Haley helped her stand, and the two women walked back into the clinic. Megumi peered at her feet as they squeezed past the man in overalls, still standing in the doorway. He grunted at her and trekked out to check his car.
“How does Constructive Engram Therapy work?” she asked as they stepped down the hall.
“It rewrites memories to show you the potential outcomes of alternate choices.”
“How does altering my memories help?”
“Think about today. Why did you flee?”
“I . . . felt scared.”
They entered the room containing the CET system. Megumi sat on the edge of the recliner and rubbed her hands against her thighs.
“Right,” Haley said, entering the command to reset the device. “What if you chose not to run instead?”
“I would have completed the session, I guess.”
The nurse flipped a switch and the Zen sounds of running water and flute music began burbling through hidden speakers, never quite converging into a melody.
“Let’s say you went through with the treatment today rather than fleeing and discovered your fear was unfounded. Would you feel afraid the next time you came in?”
“I suppose not.”
“CET is like that,” Haley said.
Megumi laid back in the chair and rested her hands across her stomach. The nurse typed another set of instructions into the terminal, and the halo slid down over Megumi’s eyes again.

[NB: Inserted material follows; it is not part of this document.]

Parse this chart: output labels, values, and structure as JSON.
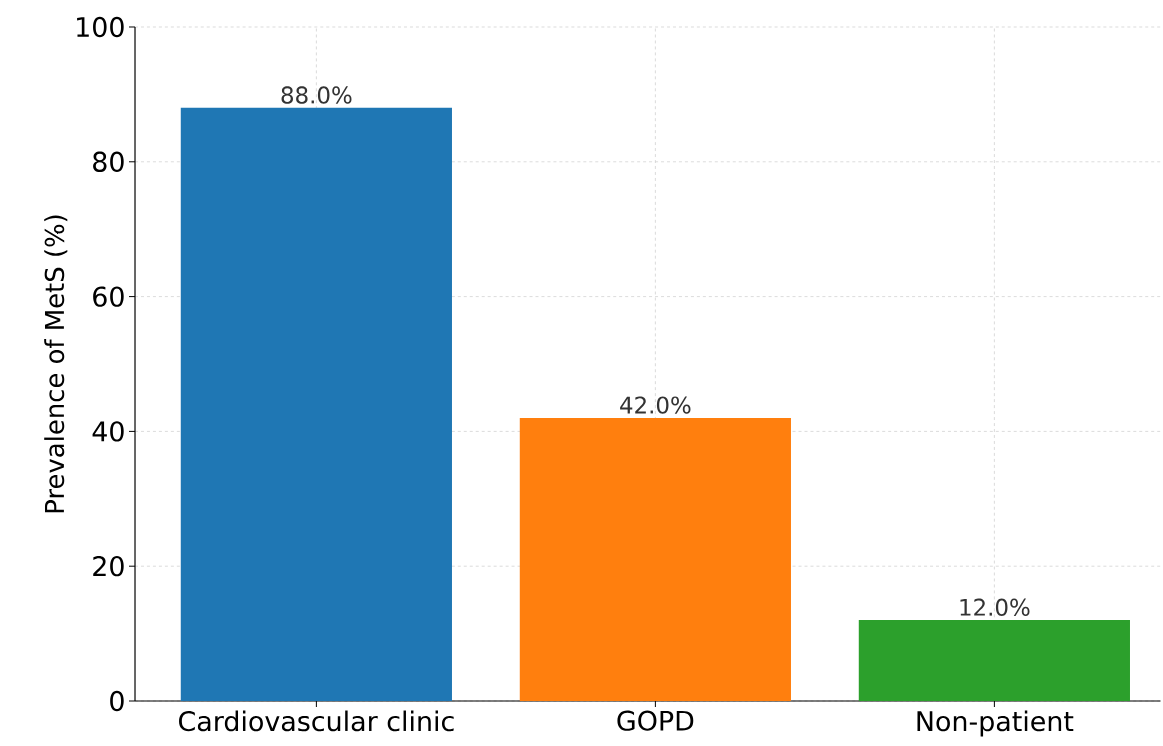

“By altering your memories, we can train your mind to expect positive outcomes. Constructive Engram Therapy builds a catalog of productive experiences for your brain to draw from. So, instead of imagining the worst and letting fear cripple your judgment, you can face choices with confidence.”
“Does it hurt?”
“No, but we need to strap you in so you don’t slap yourself during the treatment,” Haley said, smooshing the velcro straps around Megumi’s wrists.
Megumi swallowed her anxiety and tried to remain calm.
“We're all set, Ms. Amano,” the nurse said. “I’m going to start the CET and see you in about an hour.”
Haley hit a key on the keyboard. The hydraulic recliner lifted Megumi and inserted her into the rotating cylinder up to her waist like a whale swallowing a runaway prophet. The halo orbiting her head began knocking with electromagnetic pulses. She closed her eyes.
“Hello, Meg,” said the shadow, gripping her shoulders. “It’s been a while.”